The entire album, at first listen, is so much less layered than Lanois’ previous projects that the shadowy underbelly can almost be overlooked. The opening track, “I Love You,” is a duet with Emmylou Harris, and Bono contributes to both the writing and vocals on the second cut, “Falling at Your Feet.”
“These are love songs, searching songs,” Lanois explains. “These are the same questions I was asking when I was 15. ‘Falling at your Feet’ says no matter what you choose to drag around with you, we’ll all end up at the same crossroads.”
About “Shine,” he muses, “We might freeze up our dreams, thinking we’re all alone; but in fact, if we let something come to us, that may be the real deal.” The word “shine” also pops up in the reggae-flavored “Power of One.”
“It’s about being the recipient of information on the level of synchronicity,” Lanois says. “If you open up your heart, you’ll feel something. On a good day, I feel a lot of that and I call it my shine. It’s a multipurpose word for one’s inner spirit, [one’s] burning light.”
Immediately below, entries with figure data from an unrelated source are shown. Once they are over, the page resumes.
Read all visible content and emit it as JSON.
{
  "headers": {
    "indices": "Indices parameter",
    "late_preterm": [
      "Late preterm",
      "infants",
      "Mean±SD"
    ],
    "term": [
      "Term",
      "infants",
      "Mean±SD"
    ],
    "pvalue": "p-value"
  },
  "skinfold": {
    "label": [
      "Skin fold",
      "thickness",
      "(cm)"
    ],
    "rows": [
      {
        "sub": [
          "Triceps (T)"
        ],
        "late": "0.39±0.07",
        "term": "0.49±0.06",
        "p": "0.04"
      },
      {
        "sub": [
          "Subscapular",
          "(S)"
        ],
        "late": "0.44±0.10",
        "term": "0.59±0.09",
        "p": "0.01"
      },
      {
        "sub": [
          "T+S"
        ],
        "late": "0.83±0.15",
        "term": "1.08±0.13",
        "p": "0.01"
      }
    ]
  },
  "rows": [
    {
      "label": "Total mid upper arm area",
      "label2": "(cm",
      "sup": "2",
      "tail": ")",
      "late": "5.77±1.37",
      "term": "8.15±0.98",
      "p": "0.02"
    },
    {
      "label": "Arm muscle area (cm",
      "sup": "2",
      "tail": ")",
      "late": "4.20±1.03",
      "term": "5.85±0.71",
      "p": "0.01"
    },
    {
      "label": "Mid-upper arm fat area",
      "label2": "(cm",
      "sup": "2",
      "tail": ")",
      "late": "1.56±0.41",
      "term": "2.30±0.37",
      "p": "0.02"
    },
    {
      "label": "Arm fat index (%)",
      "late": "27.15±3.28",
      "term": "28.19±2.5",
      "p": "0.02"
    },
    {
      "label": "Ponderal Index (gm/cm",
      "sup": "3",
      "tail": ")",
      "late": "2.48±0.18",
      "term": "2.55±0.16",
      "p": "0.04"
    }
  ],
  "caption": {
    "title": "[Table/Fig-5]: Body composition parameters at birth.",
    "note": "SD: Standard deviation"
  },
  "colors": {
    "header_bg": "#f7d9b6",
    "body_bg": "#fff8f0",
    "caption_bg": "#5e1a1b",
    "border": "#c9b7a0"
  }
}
As open as the singer/songwriter is about his musical inspirations, getting him to talk about his more famous production work is another story.
“People get hooked into a buzzword and it gets reduced to a really simple comparison,” he protests. “People ask, ‘Are you this? Are you that?’ in this age of compartments. After the ’60s, I thought there would be less of that. I want to hear everyone from Nina Simone to The White Stripes.
“I started a studio in my mom’s basement,” he finally relents. “One day someone called me a producer. The title means something different for each producer. For me, I go into my laboratory because I’m excited about something. I do my homework, and I put years of time into my sound. I would never accept an invitation [to produce an album] because I was flattered by someone who invited me.”
Keep in mind, Lanois has produced golden names in almost every existing genre: Dylan, U2, Emmylou Harris, Willie Nelson, Brian Eno, Peter Gabriel, The Neville Brothers, Luscious Jackson.
“I’d only do it because I could bring something to the table,” he asserts. “That’s really important.”
The digital-versus-analog debate, meanwhile, is “a bit of a pet peeve,” Lanois continues. “I have all kinds of machines, including a Radar digital machine … but it’s more about the personality of the recording.